RIP timers modification and first test: reduce ECMP to 2
The protocol (RIP) in router R1 is configured to defaults: 30 seconds for update interval, 180 seconds to invalidate a path starting from the last update, the holddown of a route (down) is 180 seconds, and the flush time is 240 seconds…
To see those timers also into play (to see how the ECMP operation may correlate to them), we change their default values to 30, 90, 180 and 240 seconds respectively (we only changed the invalid time to a value different from the holddown).
At T0 and under router configuration mode, we change the maximum accepted equal cost paths from 4 to only 2 and observe the effect on tables : rip database, default routing table and cef (forwarding table that is an augmented global routing table with lower layer forwarding information)
We notice that in RIP database, the third path has disapeared after 90 seconds of the invalid timer
how routing table react to ECMP reduction
We redo our test and check how default routing table react by using debug ip routing to log all routing table related events
In this Cisco router, as soon as the feature is configured the route (including the paths) are deleted waiting for the next updates to rebuild the entry again. This is very important to include in consideration when adding the feature in production: the fact that all the routing information is flushed could cause routing issues, or loops the time the routing is populated again…

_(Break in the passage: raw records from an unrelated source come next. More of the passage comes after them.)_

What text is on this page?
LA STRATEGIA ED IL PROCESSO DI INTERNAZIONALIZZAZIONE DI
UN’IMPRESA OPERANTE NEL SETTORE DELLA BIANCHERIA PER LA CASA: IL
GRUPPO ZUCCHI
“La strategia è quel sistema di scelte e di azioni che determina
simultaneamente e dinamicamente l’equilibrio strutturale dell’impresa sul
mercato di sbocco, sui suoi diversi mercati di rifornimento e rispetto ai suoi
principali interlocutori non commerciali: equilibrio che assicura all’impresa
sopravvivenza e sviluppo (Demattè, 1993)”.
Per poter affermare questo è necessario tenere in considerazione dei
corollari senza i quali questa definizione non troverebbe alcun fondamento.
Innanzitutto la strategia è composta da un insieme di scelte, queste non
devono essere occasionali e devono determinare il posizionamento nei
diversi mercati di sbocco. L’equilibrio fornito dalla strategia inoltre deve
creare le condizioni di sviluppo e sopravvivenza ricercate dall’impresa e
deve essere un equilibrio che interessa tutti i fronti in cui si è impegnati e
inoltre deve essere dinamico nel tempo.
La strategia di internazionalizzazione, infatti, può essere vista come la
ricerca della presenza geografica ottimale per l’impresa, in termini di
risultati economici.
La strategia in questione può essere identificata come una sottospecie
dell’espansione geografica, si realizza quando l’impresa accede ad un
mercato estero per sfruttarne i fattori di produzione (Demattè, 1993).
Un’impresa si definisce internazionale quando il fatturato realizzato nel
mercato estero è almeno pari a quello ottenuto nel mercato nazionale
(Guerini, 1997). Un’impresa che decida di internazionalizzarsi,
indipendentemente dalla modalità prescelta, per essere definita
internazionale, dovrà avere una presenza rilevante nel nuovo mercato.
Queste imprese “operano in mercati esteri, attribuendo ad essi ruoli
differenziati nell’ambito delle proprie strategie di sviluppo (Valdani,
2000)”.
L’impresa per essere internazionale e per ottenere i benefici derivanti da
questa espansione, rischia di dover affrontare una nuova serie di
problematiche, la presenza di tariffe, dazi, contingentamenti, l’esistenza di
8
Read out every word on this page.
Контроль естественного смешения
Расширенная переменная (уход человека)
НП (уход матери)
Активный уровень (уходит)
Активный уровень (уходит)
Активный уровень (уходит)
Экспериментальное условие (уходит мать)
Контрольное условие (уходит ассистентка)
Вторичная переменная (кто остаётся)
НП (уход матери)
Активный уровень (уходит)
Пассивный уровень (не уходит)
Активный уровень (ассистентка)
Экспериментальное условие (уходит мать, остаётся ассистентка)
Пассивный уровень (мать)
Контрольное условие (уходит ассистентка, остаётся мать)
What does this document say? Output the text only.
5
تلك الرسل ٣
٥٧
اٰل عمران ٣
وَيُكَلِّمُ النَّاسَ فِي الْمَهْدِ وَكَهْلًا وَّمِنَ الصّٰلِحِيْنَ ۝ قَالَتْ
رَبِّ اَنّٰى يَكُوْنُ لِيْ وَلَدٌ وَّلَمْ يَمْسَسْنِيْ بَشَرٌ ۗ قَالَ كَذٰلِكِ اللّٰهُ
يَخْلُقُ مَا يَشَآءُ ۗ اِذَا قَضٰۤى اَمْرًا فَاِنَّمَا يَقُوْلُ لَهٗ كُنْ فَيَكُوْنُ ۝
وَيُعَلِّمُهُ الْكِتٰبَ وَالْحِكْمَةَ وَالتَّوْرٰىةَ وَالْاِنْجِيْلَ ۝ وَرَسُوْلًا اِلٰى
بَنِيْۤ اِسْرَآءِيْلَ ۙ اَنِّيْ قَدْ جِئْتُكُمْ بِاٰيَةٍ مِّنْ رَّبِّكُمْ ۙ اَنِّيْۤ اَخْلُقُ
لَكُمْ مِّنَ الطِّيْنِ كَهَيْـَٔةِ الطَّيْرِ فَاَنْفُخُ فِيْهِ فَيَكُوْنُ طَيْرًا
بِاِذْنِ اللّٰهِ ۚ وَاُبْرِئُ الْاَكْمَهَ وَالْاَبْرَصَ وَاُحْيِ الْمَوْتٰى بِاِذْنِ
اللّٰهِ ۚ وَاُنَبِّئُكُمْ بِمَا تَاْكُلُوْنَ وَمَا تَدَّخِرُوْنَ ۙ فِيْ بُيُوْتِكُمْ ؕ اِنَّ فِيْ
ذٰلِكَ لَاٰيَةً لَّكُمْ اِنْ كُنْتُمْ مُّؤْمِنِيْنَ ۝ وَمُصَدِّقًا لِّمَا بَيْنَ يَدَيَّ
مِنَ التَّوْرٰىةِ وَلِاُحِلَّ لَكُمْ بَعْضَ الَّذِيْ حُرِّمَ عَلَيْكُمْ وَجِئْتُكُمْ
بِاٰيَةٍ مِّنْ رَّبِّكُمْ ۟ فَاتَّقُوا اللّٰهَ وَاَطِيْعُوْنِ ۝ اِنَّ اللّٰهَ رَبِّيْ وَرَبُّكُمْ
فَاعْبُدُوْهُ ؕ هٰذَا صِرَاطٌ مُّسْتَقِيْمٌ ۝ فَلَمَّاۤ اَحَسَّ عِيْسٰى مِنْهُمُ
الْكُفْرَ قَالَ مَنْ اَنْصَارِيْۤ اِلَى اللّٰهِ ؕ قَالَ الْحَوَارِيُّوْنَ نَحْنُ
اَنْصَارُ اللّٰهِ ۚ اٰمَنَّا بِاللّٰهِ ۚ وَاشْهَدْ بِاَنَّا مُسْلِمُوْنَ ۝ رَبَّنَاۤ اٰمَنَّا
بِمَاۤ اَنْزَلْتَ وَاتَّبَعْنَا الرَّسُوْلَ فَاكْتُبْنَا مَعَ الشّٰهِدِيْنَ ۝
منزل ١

redo the same test and check the wire
Let’s redo the same test and check what happens on the wire (using Wireshark or equivalent software or material that captures trafic on the wire) at the control plane
On the path (fa1/0) that was deleted from the routing table (because of the maximum paths limit) R1 sends an update that includes the 2.2.2.2/32 subnetwork
split horizon not in action at R1
If the route (via path fa1/0) was in the routing table the split horizon rule would’ve prevented it from being advertised back to the advertiser (R2).
Because the split horizon check is done against the routing table (and not the updates contained in the routing protocol update packets), the 2.2.2.2/32 is sent back to R2.
In R2, the route is not being installed because of the connected subnet having the lowest admin distance.
This is another limitation that could impact our routing domain information coherence and cause permanent or temporay loops.
as conclusion
Configuring ECMP would give control on the number of equal paths to a route to be included in default or global routing table. In RIP this number should be greater than the available paths to prevent a situation where some routing information is looped back to originating routers (in our case R2)… such as in our test lab setup!
We’ve also the split-horizon security is not working is bypassed for the simple reason that we’ve prevented a valid path in RIP local RIB from being installed in the default routing information (the table used for effective routing). The updated get adverstised back because split-horizon rule is not checked against the default routing table…
We conclude also the ECMP in the case of RIP is a local feature meaning that we applied to R1, R2 has no idea about it and could install the same link in its table if its ECMP accepts more than 3 paths to a route from R1… it is logically a problematic situation where R2 sees only two paths to router R1 and R1 sees more than 3 in its routing table!